I could have been clearer. Doering and Isham are concerned that what they call an “instrumentalist” position is no good for doing cosmology (pp. 2-3); Fuchs and Peres disagree. (For a statement by Peres alone, see arXiv:quant-ph/9711003, p. 9.) I bet the actual topos-theoretic work can be divorced from these motivational issues, though.

I could have been clearer. Doering and Isham are concerned that what they call an “instrumentalist” position is no good for doing cosmology (pp. 2-3); Fuchs and Peres disagree.

Oh, I see, I had skipped over the intro.

I bet the actual topos-theoretic work can be divorced from these motivational issues, though.

Yes, I think so, too.

I have recently said something related elsewhere: this kind of investigation might benefit from having 1. less chat and 2. more theorems.
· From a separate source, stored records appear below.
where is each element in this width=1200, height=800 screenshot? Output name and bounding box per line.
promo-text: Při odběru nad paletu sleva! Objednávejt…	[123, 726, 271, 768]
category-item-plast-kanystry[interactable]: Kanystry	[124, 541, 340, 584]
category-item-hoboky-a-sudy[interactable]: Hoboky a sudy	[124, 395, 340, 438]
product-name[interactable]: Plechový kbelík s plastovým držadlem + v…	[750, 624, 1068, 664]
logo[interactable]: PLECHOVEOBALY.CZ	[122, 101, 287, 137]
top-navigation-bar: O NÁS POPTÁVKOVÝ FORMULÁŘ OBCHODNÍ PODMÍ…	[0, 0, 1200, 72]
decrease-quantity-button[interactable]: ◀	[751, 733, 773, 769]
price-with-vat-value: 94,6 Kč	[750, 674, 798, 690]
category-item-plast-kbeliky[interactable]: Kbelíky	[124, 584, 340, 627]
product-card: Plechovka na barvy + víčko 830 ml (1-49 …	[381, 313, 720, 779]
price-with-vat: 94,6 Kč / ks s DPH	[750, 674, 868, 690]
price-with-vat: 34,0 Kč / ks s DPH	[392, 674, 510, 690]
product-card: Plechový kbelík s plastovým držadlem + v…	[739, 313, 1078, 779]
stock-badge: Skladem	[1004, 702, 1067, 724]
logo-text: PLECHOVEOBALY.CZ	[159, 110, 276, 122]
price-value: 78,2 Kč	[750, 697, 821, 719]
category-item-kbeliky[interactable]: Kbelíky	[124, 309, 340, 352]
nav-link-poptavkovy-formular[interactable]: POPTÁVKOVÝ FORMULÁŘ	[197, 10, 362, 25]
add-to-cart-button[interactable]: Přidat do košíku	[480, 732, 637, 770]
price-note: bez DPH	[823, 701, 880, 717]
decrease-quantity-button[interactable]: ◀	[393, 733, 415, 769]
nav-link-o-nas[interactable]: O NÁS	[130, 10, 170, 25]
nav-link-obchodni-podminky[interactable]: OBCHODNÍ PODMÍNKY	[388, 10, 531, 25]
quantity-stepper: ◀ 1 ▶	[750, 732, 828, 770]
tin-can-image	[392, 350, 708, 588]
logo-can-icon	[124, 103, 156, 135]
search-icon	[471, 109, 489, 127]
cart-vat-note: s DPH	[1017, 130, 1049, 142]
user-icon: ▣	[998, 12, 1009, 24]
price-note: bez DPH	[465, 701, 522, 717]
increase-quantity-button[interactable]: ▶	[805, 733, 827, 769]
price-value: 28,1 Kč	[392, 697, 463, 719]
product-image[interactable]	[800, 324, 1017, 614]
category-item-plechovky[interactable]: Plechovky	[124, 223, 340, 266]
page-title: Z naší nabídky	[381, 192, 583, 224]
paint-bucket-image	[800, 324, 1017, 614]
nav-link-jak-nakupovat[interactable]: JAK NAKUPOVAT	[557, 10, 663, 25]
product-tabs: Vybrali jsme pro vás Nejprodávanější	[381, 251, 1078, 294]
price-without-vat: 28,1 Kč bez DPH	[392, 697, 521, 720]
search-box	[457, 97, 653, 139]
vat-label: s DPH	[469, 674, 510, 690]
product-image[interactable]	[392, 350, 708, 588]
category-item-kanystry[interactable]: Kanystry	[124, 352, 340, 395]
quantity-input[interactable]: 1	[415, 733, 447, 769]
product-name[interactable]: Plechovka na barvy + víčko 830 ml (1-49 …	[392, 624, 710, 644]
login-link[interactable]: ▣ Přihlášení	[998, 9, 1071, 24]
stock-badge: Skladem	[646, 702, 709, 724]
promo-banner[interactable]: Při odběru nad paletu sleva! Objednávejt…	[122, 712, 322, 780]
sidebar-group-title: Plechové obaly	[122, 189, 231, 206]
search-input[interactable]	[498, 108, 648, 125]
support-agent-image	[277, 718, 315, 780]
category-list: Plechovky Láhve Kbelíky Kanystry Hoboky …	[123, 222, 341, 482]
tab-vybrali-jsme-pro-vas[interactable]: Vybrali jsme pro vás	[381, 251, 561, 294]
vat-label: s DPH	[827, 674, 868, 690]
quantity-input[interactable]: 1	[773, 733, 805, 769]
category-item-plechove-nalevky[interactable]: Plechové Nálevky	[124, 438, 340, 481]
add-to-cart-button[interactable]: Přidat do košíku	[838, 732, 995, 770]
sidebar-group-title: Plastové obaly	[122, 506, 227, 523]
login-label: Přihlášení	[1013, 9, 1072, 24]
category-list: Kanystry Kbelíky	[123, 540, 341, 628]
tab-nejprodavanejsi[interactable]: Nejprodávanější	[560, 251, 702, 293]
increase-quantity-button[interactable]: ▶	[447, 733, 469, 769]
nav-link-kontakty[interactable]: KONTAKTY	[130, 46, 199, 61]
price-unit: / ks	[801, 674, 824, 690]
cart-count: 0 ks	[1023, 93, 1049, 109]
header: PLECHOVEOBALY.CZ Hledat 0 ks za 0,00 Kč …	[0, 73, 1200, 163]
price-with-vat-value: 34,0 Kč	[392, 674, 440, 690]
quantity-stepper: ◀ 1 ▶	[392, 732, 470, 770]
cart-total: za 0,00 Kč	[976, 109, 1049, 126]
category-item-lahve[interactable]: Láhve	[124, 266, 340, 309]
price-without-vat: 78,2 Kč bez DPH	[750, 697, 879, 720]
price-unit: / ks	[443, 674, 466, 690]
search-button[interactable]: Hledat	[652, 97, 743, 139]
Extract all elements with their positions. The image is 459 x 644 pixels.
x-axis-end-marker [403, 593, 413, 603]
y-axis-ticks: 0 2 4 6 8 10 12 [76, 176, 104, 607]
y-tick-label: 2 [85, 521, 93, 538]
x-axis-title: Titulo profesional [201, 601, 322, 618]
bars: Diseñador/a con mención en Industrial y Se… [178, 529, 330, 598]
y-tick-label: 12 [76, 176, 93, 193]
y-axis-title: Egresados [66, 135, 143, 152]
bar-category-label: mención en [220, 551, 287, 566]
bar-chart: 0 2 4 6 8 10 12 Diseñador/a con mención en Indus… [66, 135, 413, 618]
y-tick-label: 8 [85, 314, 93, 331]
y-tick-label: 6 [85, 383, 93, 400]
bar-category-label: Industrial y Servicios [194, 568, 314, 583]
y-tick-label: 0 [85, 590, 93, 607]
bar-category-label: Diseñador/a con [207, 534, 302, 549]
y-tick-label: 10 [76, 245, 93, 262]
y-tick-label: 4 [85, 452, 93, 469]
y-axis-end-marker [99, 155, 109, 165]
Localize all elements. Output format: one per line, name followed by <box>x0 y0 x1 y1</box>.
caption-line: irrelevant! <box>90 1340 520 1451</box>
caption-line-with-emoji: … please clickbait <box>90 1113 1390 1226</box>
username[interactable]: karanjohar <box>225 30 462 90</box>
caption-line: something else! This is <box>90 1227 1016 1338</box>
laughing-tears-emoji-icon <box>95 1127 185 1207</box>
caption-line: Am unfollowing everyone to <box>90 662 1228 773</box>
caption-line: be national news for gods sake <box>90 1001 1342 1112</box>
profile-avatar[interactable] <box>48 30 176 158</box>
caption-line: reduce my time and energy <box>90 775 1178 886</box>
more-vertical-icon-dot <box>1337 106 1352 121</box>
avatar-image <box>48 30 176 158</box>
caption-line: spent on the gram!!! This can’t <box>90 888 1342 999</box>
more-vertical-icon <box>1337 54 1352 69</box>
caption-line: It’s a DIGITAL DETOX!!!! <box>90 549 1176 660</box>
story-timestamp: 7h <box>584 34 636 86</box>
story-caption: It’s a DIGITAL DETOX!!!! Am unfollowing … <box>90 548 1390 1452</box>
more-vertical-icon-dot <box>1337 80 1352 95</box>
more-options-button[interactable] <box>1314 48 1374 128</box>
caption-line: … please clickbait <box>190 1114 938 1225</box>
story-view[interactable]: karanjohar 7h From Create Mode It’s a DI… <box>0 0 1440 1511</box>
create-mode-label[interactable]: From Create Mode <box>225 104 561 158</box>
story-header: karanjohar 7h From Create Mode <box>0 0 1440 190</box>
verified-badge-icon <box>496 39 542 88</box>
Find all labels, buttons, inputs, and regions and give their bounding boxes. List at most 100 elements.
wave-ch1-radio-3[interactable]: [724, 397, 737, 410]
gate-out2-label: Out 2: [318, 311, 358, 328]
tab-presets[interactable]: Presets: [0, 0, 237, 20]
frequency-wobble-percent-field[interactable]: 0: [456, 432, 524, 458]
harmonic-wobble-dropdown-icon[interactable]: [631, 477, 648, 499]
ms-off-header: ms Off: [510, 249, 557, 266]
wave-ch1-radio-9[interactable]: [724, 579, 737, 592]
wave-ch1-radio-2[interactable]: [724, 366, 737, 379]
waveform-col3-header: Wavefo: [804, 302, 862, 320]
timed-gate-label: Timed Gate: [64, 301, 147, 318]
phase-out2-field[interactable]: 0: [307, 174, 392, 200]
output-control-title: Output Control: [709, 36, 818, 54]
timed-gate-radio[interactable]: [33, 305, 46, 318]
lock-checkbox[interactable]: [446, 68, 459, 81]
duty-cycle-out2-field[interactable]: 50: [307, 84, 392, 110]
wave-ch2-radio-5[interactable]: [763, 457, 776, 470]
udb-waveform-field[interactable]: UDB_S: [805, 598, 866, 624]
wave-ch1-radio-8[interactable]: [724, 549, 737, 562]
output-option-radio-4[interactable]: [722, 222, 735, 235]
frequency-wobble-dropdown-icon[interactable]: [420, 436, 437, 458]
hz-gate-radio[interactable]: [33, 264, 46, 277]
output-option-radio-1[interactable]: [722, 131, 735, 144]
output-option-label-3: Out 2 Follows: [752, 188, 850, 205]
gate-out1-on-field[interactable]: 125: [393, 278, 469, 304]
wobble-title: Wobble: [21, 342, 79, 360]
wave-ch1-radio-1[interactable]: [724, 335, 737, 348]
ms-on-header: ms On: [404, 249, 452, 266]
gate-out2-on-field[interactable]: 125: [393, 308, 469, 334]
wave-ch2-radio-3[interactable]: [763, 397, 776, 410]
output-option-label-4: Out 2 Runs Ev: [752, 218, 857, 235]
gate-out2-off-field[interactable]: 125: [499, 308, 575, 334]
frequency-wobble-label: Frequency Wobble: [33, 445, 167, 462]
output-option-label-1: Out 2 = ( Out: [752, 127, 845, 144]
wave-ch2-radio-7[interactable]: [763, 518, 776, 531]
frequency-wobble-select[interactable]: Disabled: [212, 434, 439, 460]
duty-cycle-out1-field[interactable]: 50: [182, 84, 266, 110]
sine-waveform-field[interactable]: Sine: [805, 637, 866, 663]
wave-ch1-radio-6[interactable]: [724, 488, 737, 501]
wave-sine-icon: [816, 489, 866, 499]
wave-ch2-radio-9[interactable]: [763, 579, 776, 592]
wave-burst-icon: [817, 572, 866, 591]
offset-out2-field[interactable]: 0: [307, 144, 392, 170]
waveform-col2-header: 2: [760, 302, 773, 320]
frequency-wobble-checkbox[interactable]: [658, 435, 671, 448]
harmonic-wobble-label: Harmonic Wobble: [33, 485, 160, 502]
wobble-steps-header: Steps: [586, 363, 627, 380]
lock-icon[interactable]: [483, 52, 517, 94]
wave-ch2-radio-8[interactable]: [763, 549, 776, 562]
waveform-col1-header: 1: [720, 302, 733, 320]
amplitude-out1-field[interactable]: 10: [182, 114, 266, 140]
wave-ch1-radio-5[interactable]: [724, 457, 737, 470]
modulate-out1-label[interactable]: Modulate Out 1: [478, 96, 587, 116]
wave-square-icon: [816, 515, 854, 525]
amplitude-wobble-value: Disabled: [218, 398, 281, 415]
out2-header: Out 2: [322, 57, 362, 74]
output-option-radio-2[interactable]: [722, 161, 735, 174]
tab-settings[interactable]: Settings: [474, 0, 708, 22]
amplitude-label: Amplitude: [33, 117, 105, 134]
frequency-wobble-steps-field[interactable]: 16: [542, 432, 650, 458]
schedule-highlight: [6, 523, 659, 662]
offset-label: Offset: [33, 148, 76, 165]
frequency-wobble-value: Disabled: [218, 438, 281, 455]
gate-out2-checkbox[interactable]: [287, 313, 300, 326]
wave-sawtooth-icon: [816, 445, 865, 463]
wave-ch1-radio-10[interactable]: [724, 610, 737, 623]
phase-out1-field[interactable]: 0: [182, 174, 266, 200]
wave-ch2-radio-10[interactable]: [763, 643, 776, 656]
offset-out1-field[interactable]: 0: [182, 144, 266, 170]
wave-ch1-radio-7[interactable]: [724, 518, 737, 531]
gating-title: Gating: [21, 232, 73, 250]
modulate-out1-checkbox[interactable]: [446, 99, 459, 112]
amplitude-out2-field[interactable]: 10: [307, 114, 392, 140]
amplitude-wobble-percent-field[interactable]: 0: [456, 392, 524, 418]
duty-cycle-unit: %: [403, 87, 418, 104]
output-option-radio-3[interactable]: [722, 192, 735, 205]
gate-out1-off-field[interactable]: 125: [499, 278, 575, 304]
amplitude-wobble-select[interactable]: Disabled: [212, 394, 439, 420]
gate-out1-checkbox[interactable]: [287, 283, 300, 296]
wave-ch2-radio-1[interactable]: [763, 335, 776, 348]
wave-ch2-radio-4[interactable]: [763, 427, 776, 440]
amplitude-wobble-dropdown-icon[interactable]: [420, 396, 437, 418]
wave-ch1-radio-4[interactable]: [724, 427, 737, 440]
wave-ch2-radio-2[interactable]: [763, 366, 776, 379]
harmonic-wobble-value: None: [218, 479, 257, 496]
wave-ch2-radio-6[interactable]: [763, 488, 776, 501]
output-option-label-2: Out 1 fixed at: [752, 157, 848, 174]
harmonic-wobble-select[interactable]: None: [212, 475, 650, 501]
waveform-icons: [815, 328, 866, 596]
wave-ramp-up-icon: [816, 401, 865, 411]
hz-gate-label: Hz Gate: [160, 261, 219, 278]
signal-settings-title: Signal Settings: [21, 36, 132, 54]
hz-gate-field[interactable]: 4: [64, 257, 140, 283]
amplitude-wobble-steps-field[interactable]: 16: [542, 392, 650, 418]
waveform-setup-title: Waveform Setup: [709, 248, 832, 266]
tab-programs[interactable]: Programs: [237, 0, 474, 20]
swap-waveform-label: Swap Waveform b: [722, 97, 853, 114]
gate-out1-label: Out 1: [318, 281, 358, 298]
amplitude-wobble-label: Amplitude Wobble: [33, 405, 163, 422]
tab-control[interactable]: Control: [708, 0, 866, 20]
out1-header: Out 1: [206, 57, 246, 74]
To be convincing in these matters, it may help to let more proven facts speak more for themselves. So I guess we agree.

An argument like, “Your promising-looking calculations are problematic because they’re sensitive to details of trans-Planckian physics” (cf. Brandenberger, arXiv:1103.2271) looks to me much more scientifically fruitful than one about how many Boltzmann brains we think are flying about spacetime.

I’ve been trying to understand a bit of cosmology, because — well, honestly — some of the “campfire” discussions conjure up the bleakest scenarios I can imagine, and it’s hard not to think about them. Sometimes, I feel like a character in a story co-authored by Greg Egan and Jorge Luis Borges, fretting over not just the Eternal Return but the Eternal Return with variations … not exactly the most productive frame of mind for thinking about stochastic Petri nets, Rényi entropy or anything else for which we could hope to make progress!

The more I learn, though, the more I wonder if I should rather be unhappy over the scientific process, instead of the conclusions. Take, for example, Linde and Noorbala’s recent article (arXiv:1006.2170) on the “measure problem” in eternally inflationary cosmology. As they say,

The main problem here is that in an eternally inflating universe the total volume occupied by all, even absolutely rare types of the “universes,” is indefinitely large. Therefore comparison of different types of vacua involves comparison of infinities. As emphasized already in the first papers on the probability measure in eternal inflation [6–8], such a comparison is inherently ambiguous and depends on the choice of the cutoff, which is required to regularize the infinities.

A bit later, when discussing candidate measures:

Out of all of these measures, the original proper time cutoff measure $P(\phi,t)$ is the simplest. However, this measure suffers from the youngness problem [14], which was especially clearly formulated in [15]: This measure exponentially rewards parts of the universe staying as long as possible at the highest values of energy density. As a result, this measure exponentially favors life appearing in the parts of the universe with an extremely large temperature, which contradicts the observational data.

Again, we’re back to assuming typicality. And then on we go with the Boltzmann-brain business … We have an “inherently ambiguous” situation, and the means people have taken to address it make no sense to me. Every “solution” looks like an elaborate contrivance which does nothing but reproduce the starting point.